Diary entry for January 1, 1902, where Mackenzie King addresses the reader directly, telling of the reverence required for reading his very private thoughts, the story of a human life, his own life.

On January 1, 1902, a somewhat self-conscious Mackenzie King addressed future readers of his diary, seeking, perhaps, to shape the eventual response to his torrent of words: "This journal is strictly private, and none should look upon its pages save with reverent eyes and a heart that can abide with silence, for it is the story of a human life, its ambitions, its beliefs, its failures & its broken achievements . . ." Despite these heartfelt admonitions, the reality was that once his narrative was out of his hands, King would have little influence over its impact.
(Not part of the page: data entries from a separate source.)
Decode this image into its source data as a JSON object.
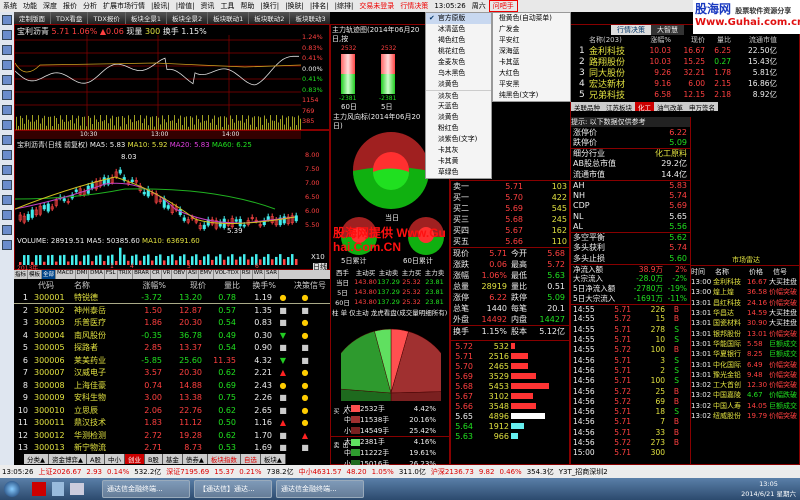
{
  "menubar": {
    "items": [
      "系统",
      "功能",
      "深度",
      "报价",
      "分析",
      "扩展市场行情",
      "|股讯|",
      "|增值|",
      "资讯",
      "工具",
      "帮助",
      "|换行|",
      "|换肤|",
      "|排名|",
      "|综排|"
    ],
    "trade_login": "交易未登录",
    "market": "行情决策",
    "time": "13:05:26",
    "weekday": "周六",
    "help_btn": "问吧手"
  },
  "tabs": [
    "定制版面",
    "TDX看盘",
    "TDX报价",
    "板块全景1",
    "板块全景2",
    "板块联动1",
    "板块联动2",
    "板块联动3",
    "个股联动",
    "盘中监测"
  ],
  "intraday": {
    "title": "宝利沥青",
    "price": "5.71",
    "pct": "1.06%",
    "chg": "▲0.06",
    "vol_label": "现量",
    "vol": "300",
    "turn": "换手 1.15%",
    "yaxis": [
      "1.24%",
      "0.83%",
      "0.41%",
      "0.00%",
      "0.41%",
      "0.83%",
      "1154",
      "769",
      "385"
    ],
    "times": [
      "10:30",
      "13:00",
      "14:00"
    ]
  },
  "kline": {
    "title": "宝利沥青(日线 前复权)",
    "ma5": "MA5: 5.83",
    "ma10": "MA10: 5.92",
    "ma20": "MA20: 5.83",
    "ma60": "MA60: 6.25",
    "high_mark": "8.03",
    "low_mark": "5.39",
    "yaxis": [
      "8.00",
      "7.50",
      "7.00",
      "6.50",
      "6.00",
      "5.50"
    ],
    "volume": "VOLUME: 28919.51",
    "vma5": "MA5: 50385.60",
    "vma10": "MA10: 63691.60",
    "xaxis": [
      "2013年",
      "1",
      "4",
      "5",
      "6"
    ],
    "period": "日线",
    "x10": "X10"
  },
  "indicators": [
    "指标",
    "模板",
    "全部",
    "MACD",
    "DMI",
    "DMA",
    "FSL",
    "TRIX",
    "BRAR",
    "CR",
    "VR",
    "OBV",
    "ASI",
    "EMV",
    "VOL-TDX",
    "RSI",
    "WR",
    "SAR"
  ],
  "list": {
    "headers": [
      "代码",
      "名称",
      "涨幅%",
      "现价",
      "量比",
      "换手%",
      "决策信号"
    ],
    "rows": [
      [
        "1",
        "300001",
        "特锐德",
        "-3.72",
        "13.20",
        "0.78",
        "1.19",
        "●",
        "●"
      ],
      [
        "2",
        "300002",
        "神州泰岳",
        "1.50",
        "12.87",
        "0.57",
        "1.35",
        "■",
        "■"
      ],
      [
        "3",
        "300003",
        "乐普医疗",
        "1.86",
        "20.30",
        "0.54",
        "0.83",
        "■",
        "●"
      ],
      [
        "4",
        "300004",
        "南风股份",
        "-0.35",
        "36.78",
        "0.49",
        "0.30",
        "▼",
        "●"
      ],
      [
        "5",
        "300005",
        "探路者",
        "2.85",
        "13.37",
        "0.54",
        "0.90",
        "■",
        "■"
      ],
      [
        "6",
        "300006",
        "莱美药业",
        "-5.85",
        "25.60",
        "11.35",
        "4.32",
        "▼",
        "■"
      ],
      [
        "7",
        "300007",
        "汉威电子",
        "3.57",
        "20.30",
        "0.62",
        "2.21",
        "▲",
        "●"
      ],
      [
        "8",
        "300008",
        "上海佳豪",
        "0.74",
        "14.88",
        "0.69",
        "2.43",
        "●",
        "●"
      ],
      [
        "9",
        "300009",
        "安科生物",
        "3.00",
        "13.38",
        "0.75",
        "2.26",
        "■",
        "●"
      ],
      [
        "10",
        "300010",
        "立思辰",
        "2.06",
        "22.76",
        "0.62",
        "2.65",
        "■",
        "●"
      ],
      [
        "11",
        "300011",
        "鼎汉技术",
        "1.83",
        "11.12",
        "0.50",
        "1.16",
        "▲",
        "●"
      ],
      [
        "12",
        "300012",
        "华测检测",
        "2.72",
        "19.28",
        "0.62",
        "1.70",
        "■",
        "▲"
      ],
      [
        "13",
        "300013",
        "新宁物流",
        "2.71",
        "8.73",
        "0.53",
        "1.69",
        "■",
        "■"
      ]
    ],
    "bottom_tabs": [
      "分类▲",
      "资金博弈▲",
      "A股",
      "中小",
      "创业",
      "B股",
      "基金",
      "债券▲",
      "板块指数",
      "自选",
      "板块▲"
    ]
  },
  "mid": {
    "track_title": "主力轨迹图(2014年06月20日,按",
    "bar_top": "2532",
    "bar_bot": "-2381",
    "bar_labels": [
      "60日",
      "5日"
    ],
    "vane_title": "主力风向标(2014年06月20日)",
    "today": "当日",
    "small": [
      "5日累计",
      "60日累计"
    ],
    "flow_headers": [
      "西手",
      "主动买",
      "主动卖",
      "主力买",
      "主力卖"
    ],
    "flow_rows": [
      [
        "当日",
        "143.80",
        "137.29",
        "25.32",
        "23.81"
      ],
      [
        "5日",
        "143.80",
        "137.29",
        "25.32",
        "23.81"
      ],
      [
        "60日",
        "143.80",
        "137.29",
        "25.32",
        "23.81"
      ]
    ],
    "pie_title": "柱 单 仅主动 龙虎看盘(成交量明细所有)",
    "buy_label": "买入",
    "sell_label": "卖出",
    "breakdown": [
      [
        "大",
        "2532手",
        "4.42%"
      ],
      [
        "中",
        "11538手",
        "20.16%"
      ],
      [
        "小",
        "14549手",
        "25.42%"
      ],
      [
        "大",
        "2381手",
        "4.16%"
      ],
      [
        "中",
        "11222手",
        "19.61%"
      ],
      [
        "小",
        "15016手",
        "26.23%"
      ]
    ],
    "pie": [
      4.42,
      20.16,
      25.42,
      26.23,
      19.61,
      4.16
    ],
    "pie_colors": [
      "#ff5050",
      "#a03030",
      "#7a2020",
      "#1e6a1e",
      "#2e9a2e",
      "#60e060"
    ]
  },
  "menu": {
    "items": [
      "官方原版",
      "冰清蓝色",
      "褐色红色",
      "桃花红色",
      "金麦灰色",
      "乌木黑色",
      "淡黄色",
      "淡灰色",
      "天蓝色",
      "淡黄色",
      "粉红色",
      "淡紫色(文字)",
      "卡其灰",
      "卡其黄",
      "草绿色"
    ],
    "checked": "官方原版",
    "sub": [
      "橙黄色(自动菜单)",
      "广发金",
      "平安红",
      "深海蓝",
      "卡其蓝",
      "大红色",
      "平安黑",
      "纯黑色(文字)"
    ]
  },
  "quote": {
    "book": [
      [
        "卖一",
        "5.71",
        "103"
      ],
      [
        "买一",
        "5.70",
        "422"
      ],
      [
        "买二",
        "5.69",
        "545"
      ],
      [
        "买三",
        "5.68",
        "245"
      ],
      [
        "买四",
        "5.67",
        "162"
      ],
      [
        "买五",
        "5.66",
        "110"
      ]
    ],
    "stats": [
      [
        "现价",
        "5.71",
        "今开",
        "5.68"
      ],
      [
        "涨跌",
        "0.06",
        "最高",
        "5.72"
      ],
      [
        "涨幅",
        "1.06%",
        "最低",
        "5.63"
      ],
      [
        "总量",
        "28919",
        "量比",
        "0.51"
      ],
      [
        "涨停",
        "6.22",
        "跌停",
        "5.09"
      ],
      [
        "总笔",
        "1440",
        "每笔",
        "20.1"
      ],
      [
        "外盘",
        "14492",
        "内盘",
        "14427"
      ],
      [
        "换手",
        "1.15%",
        "股本",
        "5.12亿"
      ]
    ],
    "ladder": [
      [
        "5.72",
        "532",
        0.1
      ],
      [
        "5.71",
        "2516",
        0.46
      ],
      [
        "5.70",
        "2465",
        0.45
      ],
      [
        "5.69",
        "3529",
        0.65
      ],
      [
        "5.68",
        "5453",
        1.0
      ],
      [
        "5.67",
        "3102",
        0.57
      ],
      [
        "5.66",
        "3548",
        0.65
      ],
      [
        "5.65",
        "4896",
        0.9
      ],
      [
        "5.64",
        "1912",
        0.35
      ],
      [
        "5.63",
        "966",
        0.18
      ]
    ]
  },
  "right": {
    "tabs": [
      "行情决策",
      "大智慧"
    ],
    "rank_header": [
      "名称(203)",
      "涨幅%",
      "现价",
      "量比",
      "流通市值"
    ],
    "rank": [
      [
        "1",
        "金利科技",
        "10.03",
        "16.67",
        "6.25",
        "22.50亿"
      ],
      [
        "2",
        "路翔股份",
        "10.03",
        "15.25",
        "0.27",
        "15.43亿"
      ],
      [
        "3",
        "同大股份",
        "9.26",
        "32.21",
        "1.78",
        "5.81亿"
      ],
      [
        "4",
        "宏达新材",
        "9.16",
        "6.00",
        "2.15",
        "16.86亿"
      ],
      [
        "5",
        "兄弟科技",
        "6.58",
        "12.15",
        "2.18",
        "8.92亿"
      ]
    ],
    "sector_tabs": [
      "关联品种",
      "江苏板块",
      "化工",
      "油气改革",
      "申万签名"
    ],
    "tip": "提示: 以下数据仅供参考",
    "info": [
      [
        "涨停价",
        "6.22"
      ],
      [
        "跌停价",
        "5.09"
      ],
      [
        "细分行业",
        "化工原料"
      ],
      [
        "AB股总市值",
        "29.2亿"
      ],
      [
        "流通市值",
        "14.4亿"
      ],
      [
        "AH",
        "5.83"
      ],
      [
        "NH",
        "5.74"
      ],
      [
        "CDP",
        "5.69"
      ],
      [
        "NL",
        "5.65"
      ],
      [
        "AL",
        "5.56"
      ],
      [
        "多空平衡",
        "5.62"
      ],
      [
        "多头获利",
        "5.74"
      ],
      [
        "多头止损",
        "5.60"
      ]
    ],
    "flows": [
      [
        "净流入额",
        "38.9万",
        "2%"
      ],
      [
        "大宗流入",
        "-28.0万",
        "-2%"
      ],
      [
        "5日净流入额",
        "-2780万",
        "-19%"
      ],
      [
        "5日大宗流入",
        "-1691万",
        "-11%"
      ]
    ],
    "ticks": [
      [
        "14:55",
        "5.71",
        "226",
        "B"
      ],
      [
        "14:55",
        "5.72",
        "15",
        "B"
      ],
      [
        "14:55",
        "5.71",
        "278",
        "S"
      ],
      [
        "14:55",
        "5.71",
        "10",
        "S"
      ],
      [
        "14:55",
        "5.72",
        "100",
        "B"
      ],
      [
        "14:56",
        "5.71",
        "3",
        "S"
      ],
      [
        "14:56",
        "5.71",
        "2",
        "S"
      ],
      [
        "14:56",
        "5.71",
        "100",
        "S"
      ],
      [
        "14:56",
        "5.72",
        "25",
        "B"
      ],
      [
        "14:56",
        "5.72",
        "69",
        "B"
      ],
      [
        "14:56",
        "5.71",
        "18",
        "S"
      ],
      [
        "14:56",
        "5.71",
        "7",
        "B"
      ],
      [
        "14:56",
        "5.71",
        "33",
        "B"
      ],
      [
        "14:56",
        "5.72",
        "273",
        "B"
      ],
      [
        "15:00",
        "5.71",
        "300",
        ""
      ]
    ],
    "radar_title": "市场雷达",
    "radar_header": [
      "时间",
      "名称",
      "价格",
      "信号"
    ],
    "radar": [
      [
        "13:00",
        "金利科技",
        "16.67",
        "大买挂盘"
      ],
      [
        "13:00",
        "煌上煌",
        "36.58",
        "价幅突破"
      ],
      [
        "13:01",
        "昌红科技",
        "24.16",
        "价幅突破"
      ],
      [
        "13:01",
        "华昌达",
        "14.59",
        "大买挂盘"
      ],
      [
        "13:01",
        "国瓷材料",
        "30.90",
        "大买挂盘"
      ],
      [
        "13:01",
        "银邦股份",
        "13.01",
        "价幅突破"
      ],
      [
        "13:01",
        "华能国际",
        "5.58",
        "巨额成交"
      ],
      [
        "13:01",
        "华夏银行",
        "8.25",
        "巨额成交"
      ],
      [
        "13:01",
        "中化国际",
        "6.49",
        "价幅突破"
      ],
      [
        "13:01",
        "豫光金铅",
        "9.48",
        "价幅突破"
      ],
      [
        "13:02",
        "工大首创",
        "12.30",
        "价幅突破"
      ],
      [
        "13:02",
        "中国嘉陵",
        "4.67",
        "价幅跌破"
      ],
      [
        "13:02",
        "中国人寿",
        "14.05",
        "巨额成交"
      ],
      [
        "13:02",
        "纽威股份",
        "19.79",
        "价幅突破"
      ]
    ]
  },
  "watermark": {
    "site": "股海网",
    "slogan": "股票软件资源分享",
    "url": "Www.Guhai.com.cn",
    "overlay": "股海网提供 Www.Guhai.Com.CN"
  },
  "status": {
    "items": [
      [
        "13:05:26",
        ""
      ],
      [
        "上证2026.67",
        "red"
      ],
      [
        "2.93",
        "red"
      ],
      [
        "0.14%",
        "red"
      ],
      [
        "532.2亿",
        ""
      ],
      [
        "深证7195.69",
        "red"
      ],
      [
        "15.37",
        "red"
      ],
      [
        "0.21%",
        "red"
      ],
      [
        "738.2亿",
        ""
      ],
      [
        "中小4631.57",
        "red"
      ],
      [
        "48.20",
        "red"
      ],
      [
        "1.05%",
        "red"
      ],
      [
        "311.0亿",
        ""
      ],
      [
        "沪深2136.73",
        "red"
      ],
      [
        "9.82",
        "red"
      ],
      [
        "0.46%",
        "red"
      ],
      [
        "354.3亿",
        ""
      ],
      [
        "Y3T_招商深圳2",
        ""
      ]
    ]
  },
  "taskbar": {
    "windows": [
      "通达信金融终端...",
      "【通达信】通达...",
      "通达信金融终端..."
    ],
    "time": "13:05",
    "date": "2014/6/21 星期六"
  }
}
While it is doubtful that anyone but King himself could approach the diary with all the sensitivity that he had desired, the first readers of the diary  -  his literary executors and those who laboured on his official biography  -  did treat the document with considerable discretion and respect, largely disregarding the diary's most idiosyncratic and intimate passages.

The Mackenzie King Record

Source

The Mackenzie King Record

J.W. Pickersgill and D.F. Forster, editors of The Mackenzie King Record: Volume II, 1944-1945 (Toronto: University of Toronto Press, 1960).
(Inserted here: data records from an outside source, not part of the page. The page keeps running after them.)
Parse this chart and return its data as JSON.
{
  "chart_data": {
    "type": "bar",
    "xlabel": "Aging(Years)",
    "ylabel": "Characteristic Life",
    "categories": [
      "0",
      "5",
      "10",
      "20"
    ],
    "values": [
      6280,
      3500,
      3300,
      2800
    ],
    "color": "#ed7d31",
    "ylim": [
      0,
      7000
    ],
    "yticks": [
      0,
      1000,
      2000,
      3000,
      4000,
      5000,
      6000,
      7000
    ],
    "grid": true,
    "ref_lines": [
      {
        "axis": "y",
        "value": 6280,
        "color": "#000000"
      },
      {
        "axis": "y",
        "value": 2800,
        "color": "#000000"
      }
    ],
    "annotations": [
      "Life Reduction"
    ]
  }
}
However, starting in 1960, the diary evolved from a private text, available only to a few trusted historians intent on exploring King's political career, into a public document open to a multitude of interpretations. This 21-year process began with the publication of the first volume of The Mackenzie King Record, an edited version of King's 1939-1948 entries. Next, Library and Archives Canada opened the first part of the diary, the years 1893 to 1931, to researchers. In 1973, this section of the diary was also published on microfiche by the University of Toronto Press. Not long after, the Archives began to apply the 30-year rule to the remaining portion of the diary (1934-1950), which meant that the entire document was finally available to researchers in 1980, the same year that the University of Toronto published the 1934-1950 diary entries on microfiche.
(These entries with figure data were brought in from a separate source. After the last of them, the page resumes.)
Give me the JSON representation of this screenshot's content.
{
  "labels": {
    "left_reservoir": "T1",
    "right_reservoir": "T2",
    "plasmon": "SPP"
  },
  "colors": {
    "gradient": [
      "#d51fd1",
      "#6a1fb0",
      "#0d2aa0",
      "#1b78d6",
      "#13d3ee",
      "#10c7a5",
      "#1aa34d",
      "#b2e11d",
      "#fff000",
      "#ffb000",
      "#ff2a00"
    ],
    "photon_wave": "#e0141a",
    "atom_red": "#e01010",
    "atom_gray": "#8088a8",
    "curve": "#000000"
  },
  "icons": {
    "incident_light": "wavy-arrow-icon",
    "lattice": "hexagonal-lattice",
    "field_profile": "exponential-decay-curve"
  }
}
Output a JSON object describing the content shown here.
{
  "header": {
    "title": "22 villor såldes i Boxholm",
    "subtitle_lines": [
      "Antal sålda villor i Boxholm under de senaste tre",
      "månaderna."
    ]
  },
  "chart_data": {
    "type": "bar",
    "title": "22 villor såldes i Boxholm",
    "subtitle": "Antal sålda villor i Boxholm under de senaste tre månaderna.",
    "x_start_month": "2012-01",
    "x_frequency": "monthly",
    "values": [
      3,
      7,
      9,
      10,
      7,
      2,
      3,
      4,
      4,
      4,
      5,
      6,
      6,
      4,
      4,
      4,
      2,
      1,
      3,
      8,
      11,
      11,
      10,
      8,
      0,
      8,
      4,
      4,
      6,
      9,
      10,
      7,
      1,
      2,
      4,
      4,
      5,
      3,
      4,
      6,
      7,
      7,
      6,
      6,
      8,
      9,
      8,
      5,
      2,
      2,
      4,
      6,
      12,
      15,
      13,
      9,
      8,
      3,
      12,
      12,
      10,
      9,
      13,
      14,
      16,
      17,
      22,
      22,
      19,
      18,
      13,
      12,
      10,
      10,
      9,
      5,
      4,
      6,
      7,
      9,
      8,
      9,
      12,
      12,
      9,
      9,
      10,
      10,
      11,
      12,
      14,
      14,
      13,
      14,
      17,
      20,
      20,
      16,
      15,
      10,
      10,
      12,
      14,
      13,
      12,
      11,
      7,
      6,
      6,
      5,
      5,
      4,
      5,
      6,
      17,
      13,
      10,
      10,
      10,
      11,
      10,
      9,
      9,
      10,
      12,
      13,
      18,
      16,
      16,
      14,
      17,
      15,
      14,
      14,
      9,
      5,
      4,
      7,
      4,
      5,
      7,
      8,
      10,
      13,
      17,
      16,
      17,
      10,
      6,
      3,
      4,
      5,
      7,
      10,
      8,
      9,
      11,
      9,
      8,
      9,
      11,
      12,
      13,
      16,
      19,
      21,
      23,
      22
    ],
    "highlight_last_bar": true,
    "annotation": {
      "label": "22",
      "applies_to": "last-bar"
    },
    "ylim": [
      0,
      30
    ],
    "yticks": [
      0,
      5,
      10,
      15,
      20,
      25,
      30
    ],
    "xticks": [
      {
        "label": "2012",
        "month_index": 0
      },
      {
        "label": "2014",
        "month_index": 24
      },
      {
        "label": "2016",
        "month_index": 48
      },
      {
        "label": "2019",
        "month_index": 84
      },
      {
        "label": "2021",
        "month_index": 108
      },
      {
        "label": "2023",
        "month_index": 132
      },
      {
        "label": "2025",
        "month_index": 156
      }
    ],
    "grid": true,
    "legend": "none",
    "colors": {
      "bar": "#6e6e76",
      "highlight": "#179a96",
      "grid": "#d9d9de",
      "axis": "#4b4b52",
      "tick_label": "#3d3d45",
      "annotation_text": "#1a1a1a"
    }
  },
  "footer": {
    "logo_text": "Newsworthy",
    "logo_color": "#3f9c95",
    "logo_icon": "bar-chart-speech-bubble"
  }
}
The publication of the diary in a microfiche edition transformed the document, making it available to researchers across the country. Not surprisingly, the first commentators on the diary were struck by the most sensational aspects of the text, particularly the entries touching on King's devotion to his mother, his complicated relations with women, and his profound interest in spiritualism. For many early readers, the diary invited attempts to psychoanalyze King. The most influential book epitomizing this approach was probably C.P. Stacey's A Very Double Life: The Private World of Mackenzie King. Stacey's reading of the diary not only had an impact on his fellow historians, but also prompted several Canadian creative writers to explore the complexities and mysteries of King and his world. Among the literary works inspired at least in part by the revelations found in King's diary were two plays, Elizabeth Gourlay's Isabel (1979) and Allan Stratton's Rexy (1981), and a trilogy by Heather Robertson King, comprising Willie: A Romance (1983), Lily: A Rhapsody in Red (1986), and Igor: A Novel of Intrigue (1989). Perhaps the best known of the literary responses to the diary was Dennis Lee's nursery rhyme "William Lyon Mackenzie King" from Alligator Pie, (1974).

Not everyone has been comfortable with the tendency to dwell on King's eccentricities. For example, H.S. Ferns, who was once very critical of King, later deplored the survival of the diary, arguing that it would detract from King's real accomplishments "as a Canadian politician in a period of extreme political disturbance." Despite the misgivings of Ferns and others, King's political reputation has steadily grown since the diary was released in its entirety. Many, it seems, are able to reconcile Mackenzie King's public and private worlds, viewing the diary not only as a window on the daily psychodrama of King's sometimes puzzling life but also as an incomparable record of Canada's political and social history over nearly 60 years. The critic Robert Fulford was among the first to express this more balanced view of the diary. For him, the text should be viewed as "a literary monument," in which ". . .The material is terrific, the cast of characters magnificent."